In conclusion, the results of this meta-analysis suggest that the CYP2E1 rs2031920 polymorphism is associated with the risk of CRC. Although the rs3813867 and rs6413432 polymorphisms were not associated with the risk of CRC, subgroup analyses revealed some differences in the risk of association between Asians and Caucasians, and between high- and low-quality studies. Finally, in view of the limitations mentioned above, further studies with a better overall design are needed to verify the true association between CYP2E1 polymorphisms and CRC risk.

Methods

Literature search strategy and study selection

A literature search was performed in PubMed, Web of Science and Scopus databases up to February 24, 2022. The following keywords were used: “CYP2E1” AND “polymorphism” AND “colorectal cancer”. No language restriction was set. Studies were included if they met the following criteria: (1) examined the association between CYP2E1 gene polymorphisms and CRC risk; (2) case–control studies in design; and (3) contained sufficient data to estimate an odds ratio (OR) and its 95% confidence interval (CI). Non-research articles and studies conducted in non-human subjects were excluded. If more than one article was published by the same authors with the same or overlapping subjects, the study with the largest sample size or the most recent data was selected. References of eligible studies and relevant review articles were also screened to identify additional studies. The review was not prospectively registered.

Data extraction

The following information was extracted from each included study: first author’s name, year of publication, ethnicity (categorized as Asian, Caucasian, or Africans), country, total number of cases and controls, allele and genotype frequencies, genotyping methods, and deviation from Hardy–Weinberg equilibrium (HWE). When the HWE p-value was not reported, it was calculated using a Pearson’s χ2 test. All extracted information was recorded in an Excel spreadsheet.

Data synthesis

The quality of the included studies was assessed by two investigators using the Modified Newcastle–Ottawa Scale for Case–Control Studies of Genetic Association64. Studies that received ≥ 5 stars were considered to be of high quality. The strength of association between the CYP2E1 polymorphisms and CRC risk was assessed using the odds ratio (OR) and the corresponding 95% confidence interval (CI).

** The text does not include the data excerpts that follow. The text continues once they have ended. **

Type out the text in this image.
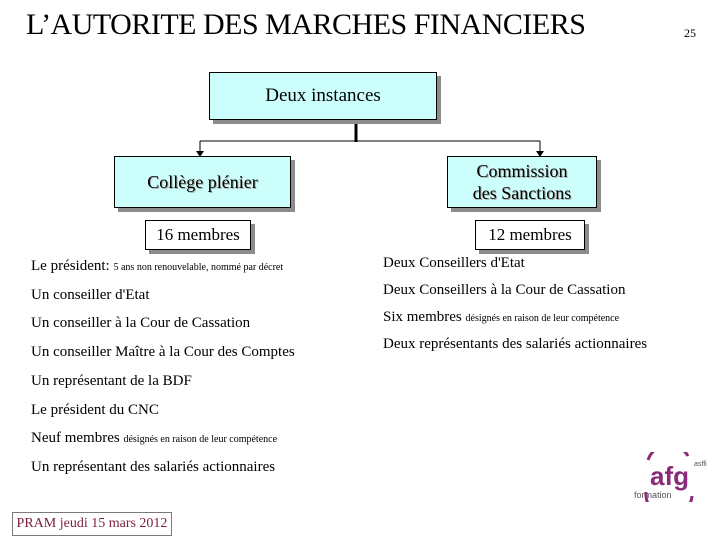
L’AUTORITE DES MARCHES FINANCIERS	25
Deux instances
Collège plénier
Commission
des Sanctions
16 membres	12 membres
Le président: 5 ans non renouvelable, nommé par décret
Un conseiller d'Etat
Un conseiller à la Cour de Cassation
Un conseiller Maître à la Cour des Comptes
Un représentant de la BDF
Le président du CNC
Neuf membres désignés en raison de leur compétence
Un représentant des salariés actionnaires
Deux Conseillers d'Etat
Deux Conseillers à la Cour de Cassation
Six membres désignés en raison de leur compétence
Deux représentants des salariés actionnaires
afg asffi
formation
PRAM jeudi 15 mars 2012
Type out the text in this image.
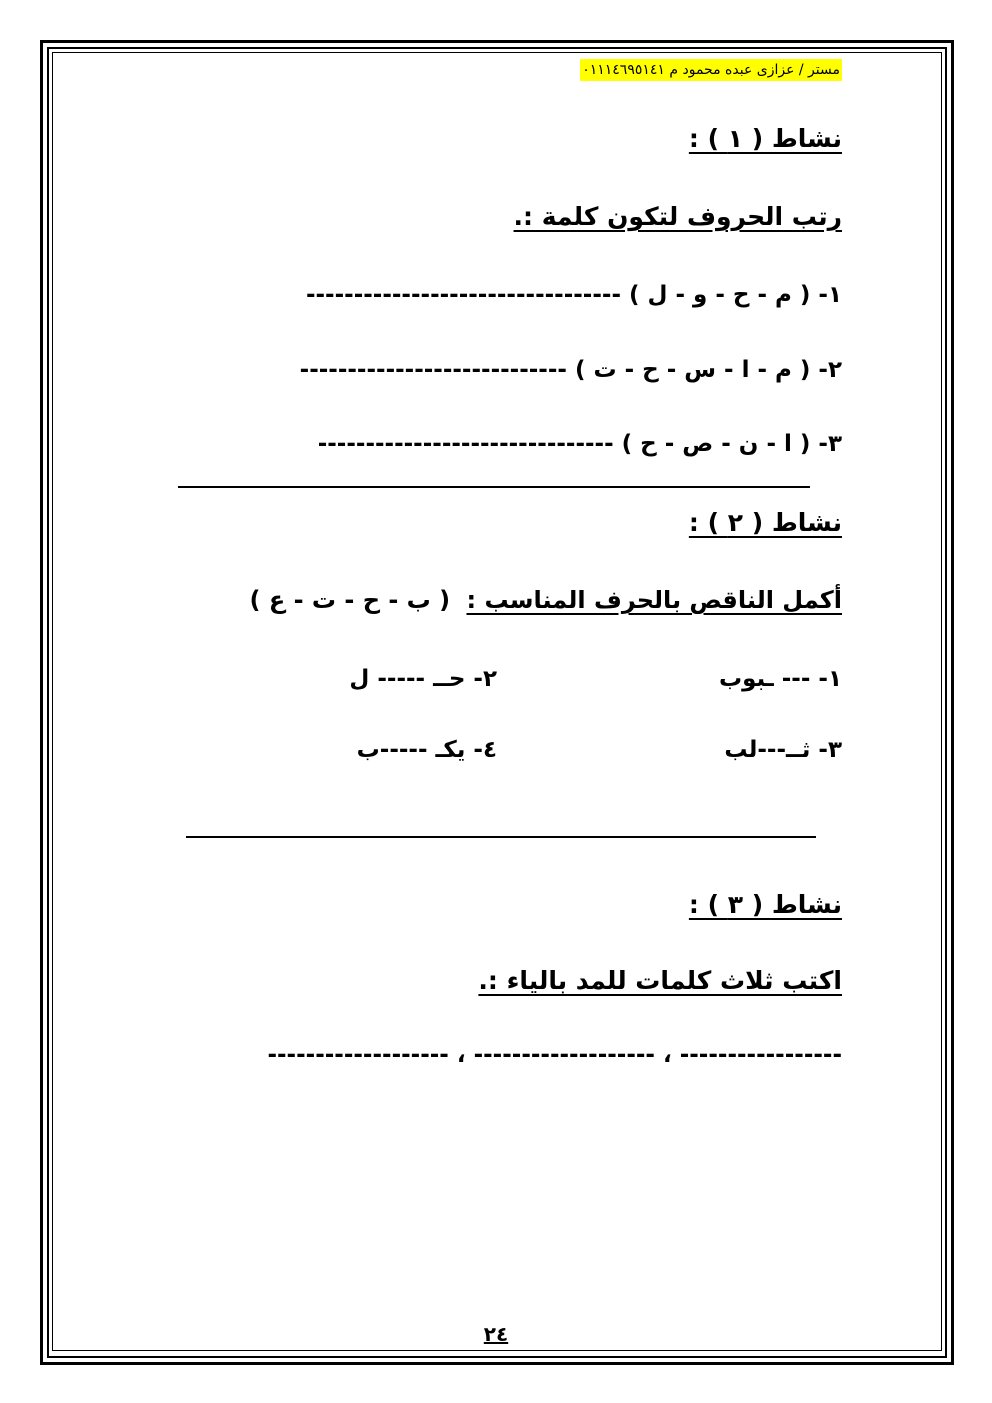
مستر / عزازى عبده محمود م ٠١١١٤٦٩٥١٤١
نشاط ( ١ ) :
رتب الحروف لتكون كلمة :.
١- ( م - ح - و - ل ) ---------------------------------
٢- ( م - ا - س - ح - ت ) ----------------------------
٣- ( ا - ن - ص - ح ) -------------------------------
نشاط ( ٢ ) :
أكمل الناقص بالحرف المناسب : ( ب - ح - ت - ع )
١- --- ـبوب
٢- حــ ----- ل
٣- ثــ---لب
٤- يكـ -----ب
نشاط ( ٣ ) :
اكتب ثلاث كلمات للمد بالياء :.
----------------- ، ------------------- ، -------------------
٢٤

Statistical significance of the pooled ORs was determined using the Z-test, and a P < 0.05 was considered statistically significant. In addition, heterogeneity among the studies was assessed using Cochran’s Q statistic test and the I2 statistic to quantify the proportion of total variation due to heterogeneity. An I2 value ≥ 50% was considered as having significant statistical heterogeneity, for which a random-effects model (the DerSimonian–Laird method) was used to calculate the pooled OR. Meanwhile, when heterogeneity was low, the fixed-effects model (Mantel–Haenszel method) was used to calculate the pooled OR. Sensitivity analysis was also performed to assess the robustness of the results. In addition, subgroup analyses were performed according to the ethnicity of the participants and the methodological quality of the studies. To assess the presence of publication bias among the included studies, Begg’s funnel plot and Egger’s linear regression tests were performed. If publication bias was identified, a ‘trim and fill’ analysis was performed to detect missing studies. All analyses were performed using STATA software, version 14.0 (StataCorp LP, College Station, TX, USA).